New York's Cooperative and Condominium Community

Habitat Magazine Insider Guide

HABITAT

ARCHIVE ARTICLE

The Shareholders

In the past 25 years, the profile of the typical cooperative shareholder has changed dramatically. In 1982, the city’s nascent co-op market was a very different animal. The first wave of co-op conversions turned renters into owners as sponsors encouraged anyone and everyone to buy his or her unit. Purchasers didn’t have to present their financial bona fides, sponsors didn’t require much of a down payment, and banks doled out loans to nearly all comers. The result was a whole new population of apartment owners, often unprepared for the nuts-and-bolts business of running a building.

Today’s owners span the demographic spectrum: from young singles and empty nesters to foreigners looking for a pied-a-terre. Unlike in the early days, co-ops now look closely at every aspect of a potential buyer, from personal habits to financial history. It’s certainly more difficult to buy an apartment in 2007 than it was in 1982 – and if present trends continue, it may well be even harder in 2032.

 

The Early Days

In the early 1980s, New York was a city of full of renters unfamiliar with – if not downright hostile to – the concept of home ownership. Co-ops were considered the prerogative of the wealthy few living in the rarified precincts up and down Central Park, the East River, or West End Avenue who sought the power to decide who their fellow residents would be. “If you bought a co-op in the ’60s or ’70s, you wanted to be in a building where you could control [the choice of] your neighbors,” notes Gil Neary, principal of DG Neary Realty.

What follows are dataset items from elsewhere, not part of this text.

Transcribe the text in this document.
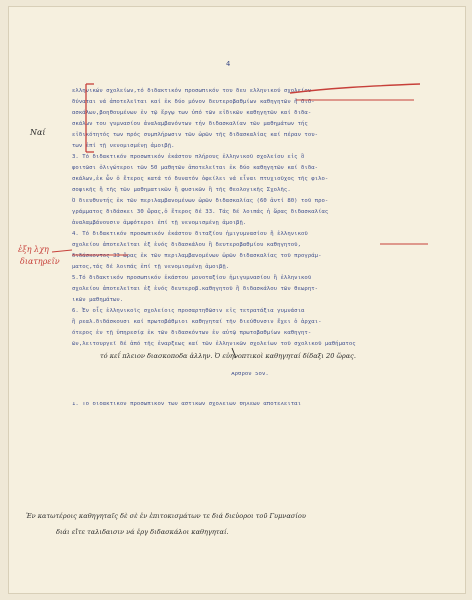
4
ελληνικών σχολείων,τό διδακτικόν προσωπικόν του δευ ελληνικού σχολείου
δύναται νά ἀποτελεῖται καί ἐκ δύο μόνον δευτεροβαθμίων καθηγητῶν ἤ διδ-
ασκάλων,βοηθουμένων ἐν τῷ ἔργῳ των ὑπό τῶν εἰδικῶν καθηγητῶν καί διδα-
σκάλων του γυμνασίου ἀναλαμβανόντων τήν διδασκαλίαν τῶν μαθημάτων τής
εἰδικότητός των πρός συμπλήρωσιν τῶν ὡρῶν τῆς διδασκαλίας καί πέραν του-
των ἐπί τῇ νενομισμένῃ ἀμοιβῇ.
3. Τό διδακτικόν προσωπικόν ἑκάστου πλήρους ἑλληνικοῦ σχολείου εἰς ὃ
φοιτῶσι ὀλιγώτεροι τῶν 50 μαθητῶν ἀποτελεῖται ἐκ δύο καθηγητῶν καί διδα-
σκάλων,ἐκ ὧν ὁ ἕτερος κατά τό δυνατόν ὀφείλει νά εἶναι πτυχιοῦχος τῆς φιλο-
σοφικῆς ἢ τῆς τῶν μαθηματικῶν ἢ φυσικῶν ἢ τῆς θεολογικῆς Σχολῆς.
Ὁ διευθυντής ἐκ τῶν περιλαμβανομένων ὡρῶν διδασκαλίας (60 ἀντί 80) τοῦ προ-
γράμματος διδάσκει 30 ὥρας,ὁ ἕτερος δέ 33. Τάς δέ λοιπάς ἡ ὥρας διδασκαλίας
ἀναλαμβάνουσιν ἀμφότεροι ἐπί τῇ νενομισμένῃ ἀμοιβῇ.
4. Τό διδακτικόν προσωπικόν ἑκάστου διταξίου ἡμιγυμνασίου ἢ ἑλληνικοῦ
σχολείου ἀποτελεῖται ἐξ ἑνός διδασκάλου ἢ δευτεροβαθμίου καθηγητοῦ,
διδάσκοντος 33 ὥρας ἐκ τῶν περιλαμβανομένων ὡρῶν διδασκαλίας τοῦ προγράμ-
ματος,τάς δέ λοιπάς ἐπί τῇ νενομισμένῃ ἀμοιβῇ.
5.Τό διδακτικόν προσωπικόν ἑκάστου μονοταξίου ἡμιγυμνασίου ἢ ἑλληνικοῦ
σχολείου ἀποτελεῖται ἐξ ἑνός δευτεροβ.καθηγητοῦ ἢ διδασκάλου τῶν θεωρητ-
ικῶν μαθημάτων.
6. Ἐν οἷς ἑλληνικοῖς σχολείοις προσαρτηθῶσιν εἰς τετρατάξια γυμνάσια
ἢ ρεαλ.διδάσκουσι καί πρωτοβάθμιοι καθηγηταί τῆν διεύθυνσιν ἔχει ὁ ἀρχαι-
ότερος ἐν τῇ ὑπηρεσίᾳ ἐκ τῶν διδασκόντων ἐν αὐτῷ πρωτοβαθμίων καθηγητ-
ῶν,λειτουργεῖ δέ ἀπό τῆς ἐναρξεως καί τῶν ἐλληνικῶν σχολείων τοῦ σχολικοῦ μαθήματος
τό κεΐ πλειον διασκοποδα ἀλλην. Ὁ εὐηνοπτικοὶ καθηγηταί δίδαξι 20 ὥρας.
Ἄρθρον 5ον.
1. Τό διδακτικόν προσωπικόν τῶν ἀστικῶν σχολείων θηλέων ἀποτελεῖται
Ναί
ἐξη λχη
διατηρεῖν
Ἐν κατωτέροις καθηγηταῖς δὲ σὲ ἐν ἐπιτοκισμάτων τε διά διεὐοροι τοῦ Γυμνασίου
διάι εἴτε ταλιδαισιν νά ἐργ διδασκάλοι καθηγηταί.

“The most prestigious buildings were already co-ops,” adds Kirk Henckels, director of Stribling Private Brokerage.

Since almost all rental apartments fell under regulations which restricted how much could be charged, that generally meant operating costs exceeded rent rolls. Consequently, many landlords were losing money. A number of them took advantage of the newly liberalized non-eviction plans that allowed a building to convert to a co-op by selling only a small percentage of units. In 1982, state laws allowed conversions after only 15 percent of the newly formed co-op’s shares had been sold.

Because the concept of middle-class co-ops was so new, there were few previous sales to which prices could be compared. “A lot of people didn’t believe in the co-op market,” Neary says. “They didn’t believe anyone wanted to buy these buildings.”

Besides, the rent many people were paying was less than the mortgage and maintenance costs. So, people could rent for less than they could own. “In the early ’80s, the landlord was trying to romance the tenant to buy,” Neary says. “The landlord wanted the tenant to take the burden off of him.”

The city was just emerging from the brink of bankruptcy and the effects of the middle-class flight to the suburbs. “It was very controversial,” observes Arthur Weinstein, an attorney involved in many of the early conversions. “The overwhelming number of tenants were covered by rent controls or rent-regulation laws, so there was a huge fear, and the tenants had great leverage.”

 

The Wave

After renters were given huge discounts as incentives to purchase their units, a huge wave of conversions washed over the city. In the 1980s, rental buildings housing an estimated one million of the city’s seven million residents became co-ops.

Those conversions helped stem the tide of families leaving the city by offering middle-income families a long-term investment, even if many of them didn’t realize it at the time. But the new owners brought some of their old attitudes with them as well.

“People who used to be renters were now owners, but the mentality was still very much of a renter, ‘The landlord is evil,’” Neary says. “They didn’t understand merchandising the building, or things like fixing up the lobby. The first generation of buyers lived as cheaply as possible.”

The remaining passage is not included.